La casa coniugale quale valore economico prevalente
Si è visto più volte infatti, ed ormai è costante tale orientamento della Cassazione, che la casa coniugale non possa essere assegnata in assenza di figli minori o maggiorenni non autonomi, in quanto lo scopo della norma è quello di garantire agli stessi di mantenere lo stesso ambiente in cui sono sempre vissuti, riducendo al minimo il danno derivante dal disgregamento famigliare.
Tuttavia se non vi è dubbio circa il contenuto ed il significato dell’art. 155 c.c. in tema di separazione e della legge 898/70 e successive modifiche in tema di divorzio, è altrettanto chiaro che spesso, nei rapporti economici di coppia, l’utilizzazione della casa, costituisca il vantaggio prevalente nell’equilibrio fra i coniugi, laddove oggi il costo di locazione di altra abitazione, presenta degli oneri talmente rilevanti che la perdita della casa incide pesantemente nella determinazione degli accordi tra i coniugi.

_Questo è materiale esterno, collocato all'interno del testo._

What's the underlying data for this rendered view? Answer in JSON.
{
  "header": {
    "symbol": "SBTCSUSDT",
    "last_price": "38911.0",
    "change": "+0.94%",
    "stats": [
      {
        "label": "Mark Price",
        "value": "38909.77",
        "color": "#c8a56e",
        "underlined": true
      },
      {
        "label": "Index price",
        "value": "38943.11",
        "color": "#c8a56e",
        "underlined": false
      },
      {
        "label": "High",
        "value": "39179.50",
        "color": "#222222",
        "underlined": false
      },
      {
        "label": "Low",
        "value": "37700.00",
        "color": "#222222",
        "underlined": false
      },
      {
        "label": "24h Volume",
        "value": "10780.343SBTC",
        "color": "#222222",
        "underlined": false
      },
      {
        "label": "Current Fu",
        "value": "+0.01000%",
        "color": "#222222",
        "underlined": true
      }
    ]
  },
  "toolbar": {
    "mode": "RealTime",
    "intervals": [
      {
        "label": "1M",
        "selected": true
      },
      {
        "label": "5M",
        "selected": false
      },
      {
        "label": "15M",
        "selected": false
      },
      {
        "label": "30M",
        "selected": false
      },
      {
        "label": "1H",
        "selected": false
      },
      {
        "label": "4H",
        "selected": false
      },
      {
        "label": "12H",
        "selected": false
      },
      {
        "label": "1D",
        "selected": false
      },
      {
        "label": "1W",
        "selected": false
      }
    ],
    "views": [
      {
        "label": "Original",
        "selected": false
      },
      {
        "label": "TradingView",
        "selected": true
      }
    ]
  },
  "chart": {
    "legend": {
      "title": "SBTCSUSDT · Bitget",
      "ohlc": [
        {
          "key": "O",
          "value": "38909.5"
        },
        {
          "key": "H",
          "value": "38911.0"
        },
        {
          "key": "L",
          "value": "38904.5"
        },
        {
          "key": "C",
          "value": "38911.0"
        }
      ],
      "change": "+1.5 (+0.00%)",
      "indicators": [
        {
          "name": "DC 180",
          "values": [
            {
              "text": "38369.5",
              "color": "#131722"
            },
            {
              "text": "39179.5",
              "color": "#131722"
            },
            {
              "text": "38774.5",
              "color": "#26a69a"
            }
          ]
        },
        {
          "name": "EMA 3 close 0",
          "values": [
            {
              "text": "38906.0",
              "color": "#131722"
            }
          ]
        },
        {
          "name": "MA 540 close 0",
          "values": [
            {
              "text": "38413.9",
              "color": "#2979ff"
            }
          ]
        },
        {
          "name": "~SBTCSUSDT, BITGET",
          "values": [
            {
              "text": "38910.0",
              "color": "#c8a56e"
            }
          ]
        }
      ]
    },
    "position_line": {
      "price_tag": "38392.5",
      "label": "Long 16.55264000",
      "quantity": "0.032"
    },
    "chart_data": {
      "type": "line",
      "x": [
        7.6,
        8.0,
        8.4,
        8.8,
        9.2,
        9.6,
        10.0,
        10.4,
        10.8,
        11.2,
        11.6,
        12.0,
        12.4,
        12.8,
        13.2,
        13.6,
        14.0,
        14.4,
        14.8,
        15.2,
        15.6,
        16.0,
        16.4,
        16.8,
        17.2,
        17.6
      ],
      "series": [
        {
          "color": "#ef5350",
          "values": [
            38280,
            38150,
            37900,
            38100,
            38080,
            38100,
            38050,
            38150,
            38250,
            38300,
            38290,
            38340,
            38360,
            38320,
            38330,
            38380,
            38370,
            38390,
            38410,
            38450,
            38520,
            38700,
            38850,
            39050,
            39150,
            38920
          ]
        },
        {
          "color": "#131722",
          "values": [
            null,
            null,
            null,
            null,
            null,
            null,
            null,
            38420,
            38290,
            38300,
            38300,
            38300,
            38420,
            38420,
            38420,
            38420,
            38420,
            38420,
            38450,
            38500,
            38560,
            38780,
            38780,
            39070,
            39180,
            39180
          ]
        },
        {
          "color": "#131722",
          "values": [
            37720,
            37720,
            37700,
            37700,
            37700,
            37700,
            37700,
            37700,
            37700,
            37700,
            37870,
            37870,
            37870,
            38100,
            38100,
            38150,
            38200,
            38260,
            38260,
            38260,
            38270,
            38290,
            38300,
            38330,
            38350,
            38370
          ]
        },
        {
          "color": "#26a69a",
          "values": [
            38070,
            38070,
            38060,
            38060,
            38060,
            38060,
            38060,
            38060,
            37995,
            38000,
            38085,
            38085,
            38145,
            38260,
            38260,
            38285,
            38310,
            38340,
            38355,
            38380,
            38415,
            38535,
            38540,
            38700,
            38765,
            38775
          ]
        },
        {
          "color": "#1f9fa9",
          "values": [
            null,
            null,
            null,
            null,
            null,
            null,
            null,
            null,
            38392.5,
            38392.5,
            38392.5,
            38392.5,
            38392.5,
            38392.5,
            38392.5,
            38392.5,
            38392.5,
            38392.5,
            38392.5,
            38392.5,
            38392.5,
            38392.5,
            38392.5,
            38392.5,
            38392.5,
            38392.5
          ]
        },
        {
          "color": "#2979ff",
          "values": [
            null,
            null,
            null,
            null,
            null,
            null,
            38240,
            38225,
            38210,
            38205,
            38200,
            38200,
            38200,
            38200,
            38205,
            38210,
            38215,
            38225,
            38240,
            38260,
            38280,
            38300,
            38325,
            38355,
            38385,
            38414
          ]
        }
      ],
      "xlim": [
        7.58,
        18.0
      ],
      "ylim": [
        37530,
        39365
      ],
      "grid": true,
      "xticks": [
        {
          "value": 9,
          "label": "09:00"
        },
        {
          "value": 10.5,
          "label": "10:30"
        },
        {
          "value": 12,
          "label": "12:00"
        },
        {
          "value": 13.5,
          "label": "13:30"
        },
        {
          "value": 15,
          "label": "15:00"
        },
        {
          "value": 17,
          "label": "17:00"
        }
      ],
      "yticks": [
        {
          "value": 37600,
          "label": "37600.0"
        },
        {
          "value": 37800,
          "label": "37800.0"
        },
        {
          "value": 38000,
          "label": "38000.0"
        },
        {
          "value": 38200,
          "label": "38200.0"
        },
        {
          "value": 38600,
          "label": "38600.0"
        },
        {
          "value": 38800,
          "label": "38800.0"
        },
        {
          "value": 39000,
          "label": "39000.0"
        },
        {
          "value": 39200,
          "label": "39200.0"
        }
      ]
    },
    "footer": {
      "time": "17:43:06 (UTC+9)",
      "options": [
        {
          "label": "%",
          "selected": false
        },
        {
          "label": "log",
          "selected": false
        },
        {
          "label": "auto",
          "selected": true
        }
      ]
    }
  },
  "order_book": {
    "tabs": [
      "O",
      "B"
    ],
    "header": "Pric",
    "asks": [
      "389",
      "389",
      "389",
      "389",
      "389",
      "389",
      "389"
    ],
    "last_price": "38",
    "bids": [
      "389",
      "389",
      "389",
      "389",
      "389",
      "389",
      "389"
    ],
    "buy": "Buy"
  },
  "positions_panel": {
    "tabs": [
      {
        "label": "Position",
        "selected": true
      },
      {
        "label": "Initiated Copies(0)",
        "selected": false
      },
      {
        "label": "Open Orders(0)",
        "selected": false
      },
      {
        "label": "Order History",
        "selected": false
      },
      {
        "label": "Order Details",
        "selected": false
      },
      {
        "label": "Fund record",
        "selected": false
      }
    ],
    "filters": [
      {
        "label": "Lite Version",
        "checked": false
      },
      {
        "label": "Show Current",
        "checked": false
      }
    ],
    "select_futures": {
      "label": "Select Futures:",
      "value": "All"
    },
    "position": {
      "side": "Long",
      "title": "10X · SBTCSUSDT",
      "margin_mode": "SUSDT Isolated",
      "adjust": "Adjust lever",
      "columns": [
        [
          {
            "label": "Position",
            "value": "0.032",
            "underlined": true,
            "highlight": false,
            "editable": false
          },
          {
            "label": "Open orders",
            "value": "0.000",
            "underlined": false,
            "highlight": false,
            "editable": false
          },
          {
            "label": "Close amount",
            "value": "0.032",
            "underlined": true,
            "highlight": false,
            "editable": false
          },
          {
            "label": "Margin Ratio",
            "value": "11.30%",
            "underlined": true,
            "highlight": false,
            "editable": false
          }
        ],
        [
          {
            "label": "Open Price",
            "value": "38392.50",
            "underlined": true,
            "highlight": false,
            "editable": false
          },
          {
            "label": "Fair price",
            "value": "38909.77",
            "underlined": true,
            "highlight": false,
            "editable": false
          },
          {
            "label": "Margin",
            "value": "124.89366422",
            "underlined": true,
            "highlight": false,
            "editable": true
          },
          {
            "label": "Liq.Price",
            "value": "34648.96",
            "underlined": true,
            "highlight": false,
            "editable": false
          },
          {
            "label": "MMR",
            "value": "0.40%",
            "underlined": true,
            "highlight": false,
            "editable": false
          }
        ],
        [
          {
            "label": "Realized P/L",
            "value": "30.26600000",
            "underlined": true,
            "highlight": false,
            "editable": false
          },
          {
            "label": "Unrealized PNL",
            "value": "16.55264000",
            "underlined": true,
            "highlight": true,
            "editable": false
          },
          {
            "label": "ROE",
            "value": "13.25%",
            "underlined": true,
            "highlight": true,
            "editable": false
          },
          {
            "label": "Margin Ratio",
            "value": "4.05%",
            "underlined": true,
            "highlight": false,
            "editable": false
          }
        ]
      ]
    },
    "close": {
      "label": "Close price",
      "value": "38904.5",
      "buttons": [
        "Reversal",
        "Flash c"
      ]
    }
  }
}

Del resto la stessa norma prevede espressamente che il giudice debba tener conto dell’assegnazione della casa coniugale di proprietà dell’altro nella determinazione del mantenimento e dell’assegno divorzile.

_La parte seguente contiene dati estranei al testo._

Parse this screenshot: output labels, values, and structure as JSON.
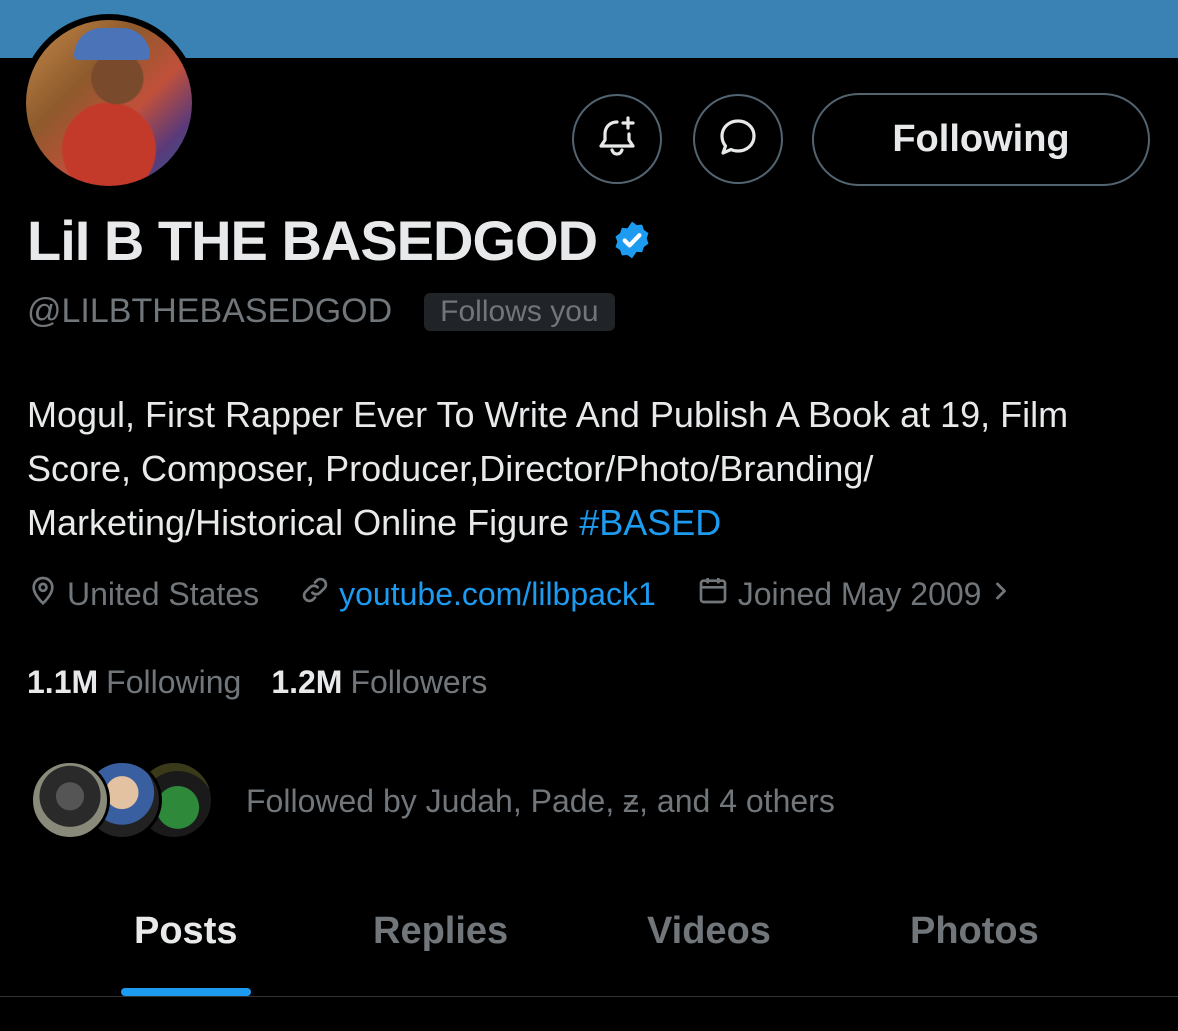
{
  "profile": {
    "name": "LiI B THE BASEDGOD",
    "handle": "@LILBTHEBASEDGOD",
    "follows_you": "Follows you",
    "bio_text": "Mogul, First Rapper Ever To Write And Publish A Book at 19, Film Score, Composer, Producer,Director/Photo/Branding/ Marketing/Historical Online Figure ",
    "bio_hashtag": "#BASED",
    "location": "United States",
    "website": "youtube.com/lilbpack1",
    "joined": "Joined May 2009"
  },
  "actions": {
    "following_label": "Following",
    "notify_icon": "bell-plus-icon",
    "message_icon": "message-bubble-icon"
  },
  "stats": {
    "following_count": "1.1M",
    "following_label": "Following",
    "followers_count": "1.2M",
    "followers_label": "Followers"
  },
  "followed_by": "Followed by Judah, Pade, ƶ, and 4 others",
  "tabs": [
    {
      "label": "Posts",
      "active": true
    },
    {
      "label": "Replies",
      "active": false
    },
    {
      "label": "Videos",
      "active": false
    },
    {
      "label": "Photos",
      "active": false
    }
  ],
  "colors": {
    "banner": "#3a82b4",
    "accent": "#1d9bf0",
    "background": "#000000",
    "muted": "#71767b"
  }
}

Teoricamente le norme non prevedono tuttavia un obbligo automatico per il giudice di procedere all’assegnazione della casa familiare allorché vi siano figli non autonomi, talché il giudice potrebbe anche decidere diversamente in situazioni particolari, anche se di fatto la regola giurisprudenziale è rispettata nella pressoché totalità dei casi.

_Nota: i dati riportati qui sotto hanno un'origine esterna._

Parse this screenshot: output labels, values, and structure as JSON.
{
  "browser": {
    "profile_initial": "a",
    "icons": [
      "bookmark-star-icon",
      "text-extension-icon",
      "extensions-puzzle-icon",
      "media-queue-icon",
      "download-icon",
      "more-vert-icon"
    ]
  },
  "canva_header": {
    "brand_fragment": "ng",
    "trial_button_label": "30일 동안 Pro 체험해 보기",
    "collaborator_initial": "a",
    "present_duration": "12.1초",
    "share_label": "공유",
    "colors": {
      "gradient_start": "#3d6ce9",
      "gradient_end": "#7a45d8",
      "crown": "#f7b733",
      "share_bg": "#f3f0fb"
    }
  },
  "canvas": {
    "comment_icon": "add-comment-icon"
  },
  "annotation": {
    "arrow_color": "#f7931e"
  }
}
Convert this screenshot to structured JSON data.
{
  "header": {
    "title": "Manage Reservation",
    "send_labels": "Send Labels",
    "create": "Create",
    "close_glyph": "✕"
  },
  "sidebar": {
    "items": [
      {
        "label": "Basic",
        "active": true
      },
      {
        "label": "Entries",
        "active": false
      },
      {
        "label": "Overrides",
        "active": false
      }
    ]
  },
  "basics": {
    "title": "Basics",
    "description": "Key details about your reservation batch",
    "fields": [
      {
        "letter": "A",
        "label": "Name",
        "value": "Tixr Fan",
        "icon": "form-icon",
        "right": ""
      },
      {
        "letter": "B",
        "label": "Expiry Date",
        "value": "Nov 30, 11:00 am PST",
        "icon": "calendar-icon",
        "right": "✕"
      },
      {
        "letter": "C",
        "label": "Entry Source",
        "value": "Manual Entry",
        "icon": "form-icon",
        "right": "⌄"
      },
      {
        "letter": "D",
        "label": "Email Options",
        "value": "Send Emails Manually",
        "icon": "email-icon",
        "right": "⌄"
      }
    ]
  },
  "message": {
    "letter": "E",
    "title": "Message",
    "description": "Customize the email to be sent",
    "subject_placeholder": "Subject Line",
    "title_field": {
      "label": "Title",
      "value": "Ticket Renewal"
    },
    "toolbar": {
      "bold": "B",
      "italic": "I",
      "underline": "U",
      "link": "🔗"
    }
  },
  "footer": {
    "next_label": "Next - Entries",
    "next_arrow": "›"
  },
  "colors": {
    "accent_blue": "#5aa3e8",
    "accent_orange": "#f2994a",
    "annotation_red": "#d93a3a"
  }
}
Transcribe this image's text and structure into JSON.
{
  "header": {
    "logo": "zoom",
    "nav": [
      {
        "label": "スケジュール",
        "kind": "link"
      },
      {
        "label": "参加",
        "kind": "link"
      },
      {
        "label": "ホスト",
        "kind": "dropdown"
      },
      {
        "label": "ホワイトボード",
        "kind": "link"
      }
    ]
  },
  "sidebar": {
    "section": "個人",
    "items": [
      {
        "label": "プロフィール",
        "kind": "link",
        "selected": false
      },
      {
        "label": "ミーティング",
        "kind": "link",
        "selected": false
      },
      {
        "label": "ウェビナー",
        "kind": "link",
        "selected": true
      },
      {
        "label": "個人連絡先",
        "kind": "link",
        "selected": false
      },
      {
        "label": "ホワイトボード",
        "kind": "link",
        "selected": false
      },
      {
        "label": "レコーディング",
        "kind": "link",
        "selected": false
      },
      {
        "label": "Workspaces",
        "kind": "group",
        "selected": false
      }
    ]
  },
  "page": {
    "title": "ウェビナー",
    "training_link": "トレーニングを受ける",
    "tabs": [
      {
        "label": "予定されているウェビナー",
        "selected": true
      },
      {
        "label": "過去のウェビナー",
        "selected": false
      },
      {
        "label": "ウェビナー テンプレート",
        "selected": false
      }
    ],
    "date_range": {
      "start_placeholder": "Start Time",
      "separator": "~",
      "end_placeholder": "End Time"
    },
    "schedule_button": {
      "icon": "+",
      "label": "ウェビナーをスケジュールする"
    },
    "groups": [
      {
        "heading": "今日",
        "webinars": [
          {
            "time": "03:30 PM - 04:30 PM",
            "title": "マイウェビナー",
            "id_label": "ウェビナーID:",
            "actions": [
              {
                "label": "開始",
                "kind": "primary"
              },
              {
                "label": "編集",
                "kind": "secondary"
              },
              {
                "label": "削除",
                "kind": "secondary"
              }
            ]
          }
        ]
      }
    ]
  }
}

L’assenza di protezione per il coniuge più debole
Va però ricordato che tale giurisprudenza pur se consolidata della Cassazione, comincia ad essere attaccata da numerosi ricorsi che rilevano come l’assegnazione della casa coniugale vada configurata non solo come mezzo di protezione della prole, ma anche sotto altro aspetto e cioè quale mezzo al fine di garantire al coniuge più debole la possibilità di sopravvivere in maniera decente.
Non è un mistero che il coniuge estromesso dall’abitazione con un reddito modesto, sia pure con un assegno di mantenimento da parte dell’altro, si trovi in situazioni di indigenza semplicemente dovendo sostenere il canone locativo di un’altra abitazione.
D’altra parte come abbiamo evidenziato più volte la perdita della casa, soprattutto per il coniuge anziano con figli ormai autonomi, che si trova a dover sopportare la separazione promossa dall’altro, e frequentemente senza alcuna sua colpa, costituisca un trauma spesso irreversibile che non trova certamente compensazione neanche in un adeguato assegno di mantenimento, allorché la stessa perdita dell’alloggio, ove si è sempre vissuti, di per sé finisce con il configurare un danno irreversibile.